Covariates that were found to be associated with low muscle mass in the adjusted models, such as arthritis and emphysema, are closely associated with limitations in physical activity. Thus, these finding are consistent with the association between physical activity and muscle mass [20, 21]. However, in conditions like arthritis and COPD, limitations in physical activity may in large part be due to joint pain and damage and lung dysfunction while loss of muscle mass may be secondary. Interventions that increase physical activity in individuals who have such capacity but with low BMI or conditions such as arthritis or chronic lung disease could reduce frailty when it is caused by a loss of skeletal muscle mass.

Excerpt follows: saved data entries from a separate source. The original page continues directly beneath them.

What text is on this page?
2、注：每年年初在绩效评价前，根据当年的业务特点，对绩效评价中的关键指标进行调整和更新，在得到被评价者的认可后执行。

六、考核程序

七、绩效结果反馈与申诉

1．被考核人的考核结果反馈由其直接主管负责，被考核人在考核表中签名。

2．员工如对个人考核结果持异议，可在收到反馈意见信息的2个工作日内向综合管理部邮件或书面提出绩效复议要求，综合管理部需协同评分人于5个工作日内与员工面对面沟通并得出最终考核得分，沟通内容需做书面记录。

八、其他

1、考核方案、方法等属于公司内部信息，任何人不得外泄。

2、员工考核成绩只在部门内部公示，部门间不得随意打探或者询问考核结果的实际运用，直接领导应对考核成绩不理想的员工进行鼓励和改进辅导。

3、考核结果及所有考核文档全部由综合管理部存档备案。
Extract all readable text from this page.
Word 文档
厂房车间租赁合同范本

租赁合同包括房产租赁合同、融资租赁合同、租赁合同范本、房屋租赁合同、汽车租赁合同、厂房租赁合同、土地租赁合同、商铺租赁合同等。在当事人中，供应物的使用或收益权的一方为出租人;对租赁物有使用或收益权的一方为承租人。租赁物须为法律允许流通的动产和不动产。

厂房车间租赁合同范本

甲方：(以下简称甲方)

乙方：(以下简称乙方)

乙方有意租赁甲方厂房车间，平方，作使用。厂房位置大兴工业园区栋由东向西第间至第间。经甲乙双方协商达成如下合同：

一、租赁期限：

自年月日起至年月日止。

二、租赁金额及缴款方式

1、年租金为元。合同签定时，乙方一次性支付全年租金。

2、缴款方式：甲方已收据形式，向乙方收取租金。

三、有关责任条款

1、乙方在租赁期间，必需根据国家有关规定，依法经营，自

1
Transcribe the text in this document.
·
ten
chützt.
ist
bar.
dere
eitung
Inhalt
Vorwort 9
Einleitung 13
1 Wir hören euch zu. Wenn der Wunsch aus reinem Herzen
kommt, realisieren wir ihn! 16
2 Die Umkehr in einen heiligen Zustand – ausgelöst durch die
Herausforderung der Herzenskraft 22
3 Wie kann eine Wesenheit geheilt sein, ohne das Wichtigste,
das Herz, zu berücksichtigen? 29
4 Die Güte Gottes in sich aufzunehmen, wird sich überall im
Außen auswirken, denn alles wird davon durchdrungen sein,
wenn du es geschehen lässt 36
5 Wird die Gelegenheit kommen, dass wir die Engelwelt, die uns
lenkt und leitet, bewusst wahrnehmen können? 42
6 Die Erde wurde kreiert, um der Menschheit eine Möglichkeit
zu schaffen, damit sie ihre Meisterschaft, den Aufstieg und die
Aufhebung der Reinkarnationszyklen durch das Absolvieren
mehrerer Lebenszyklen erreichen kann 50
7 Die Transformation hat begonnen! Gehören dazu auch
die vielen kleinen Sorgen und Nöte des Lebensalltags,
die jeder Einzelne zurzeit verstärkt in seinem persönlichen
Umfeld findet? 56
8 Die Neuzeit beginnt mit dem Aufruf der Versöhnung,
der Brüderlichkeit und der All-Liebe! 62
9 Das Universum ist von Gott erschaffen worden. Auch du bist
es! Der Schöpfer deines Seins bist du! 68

The model developed in this study identifies possible low muscle mass in those with a low BMI. Though frailty and disability in the elderly are often thought to be associated with a decreased BMI, individuals who are characterized as overweight have also been identified to be at a greater risk for developing frailty at a younger age as they suffer more falls [22] and have low levels of physical activity [23] and higher levels of disability than healthy age-matched individuals [24]. Further work is needed to develop models for individuals with high BMI suspected of having low muscle mass.

Limitations

One of the limitations of the validation component of this study is the exclusion of people weighing >300 lb due to DXA scan restraints. Thus, the mean BMI of those tested was not in the obese category, and our results should only be applied to older adults in this BMI range tested (mean BMI of 26.6 ± 4.5). Sarcopenic obesity has been defined in NHANES using quintiles of body fat and relative muscle mass as muscle mass in the upper two quintiles of body fat and the lower two quintiles of muscle mass [25]. Thus, to identify likely sarcopenic obesity would require the addition of a body fat measurement, which we did not include in our definition [26]. Sarcopenic obesity may be more closely related to functional status. Sarcopenic obesity is closely related to frailty [27]. Other work has shown a relationship between sarcopenic obesity and activities of daily living [24]. Ultimately, it is this relationship that makes any prediction model useful. Those identified as having low muscle mass in our study had declines in physical functioning that may preface a loss of autonomy. NHANES only includes community-dwelling adults, so adults with significant disability were not included and functional limitations would be understated. Future research efforts should address our understanding of the functional limitations imposed by sarcopenia in both obese and normal weight populations.

Secondly, we did not account for race is our estimates. Sarcopenia thresholds are known to vary by race [28]. Since our validation population has limited information on race and our goal was create a general screening instrument to determine which patients should receive a DXA scan, this is important, but not fatal. Moreover, for the patients receiving DXA, the thresholds by race for each DXA have not, to our knowledge, been established.

Conclusions

This paper has presented a simple, validated model to improve screening for low muscle mass. The model, used along with a measure of functional impairment, could be easily implemented in physician offices treating elderly populations at risk of sarcopenia.

Acknowledgments

We would like to acknowledge the editorial assistance of Kuan-Ling Kuo and data collection of Hillevi Bauer. Panagiotis Mavros and Shuvayu Sen are employees of Merck. This research was sponsored and funded, in part, by an unrestricted research grant from Merck & Co., Inc. The authors certify that they comply with the ethical guidelines for authorship and publishing of the Journal of Cachexia, Sarcopenia and Muscle 2010;1:7–8 (von Haehling S, Morley JE, Coats AJ and Anker SD).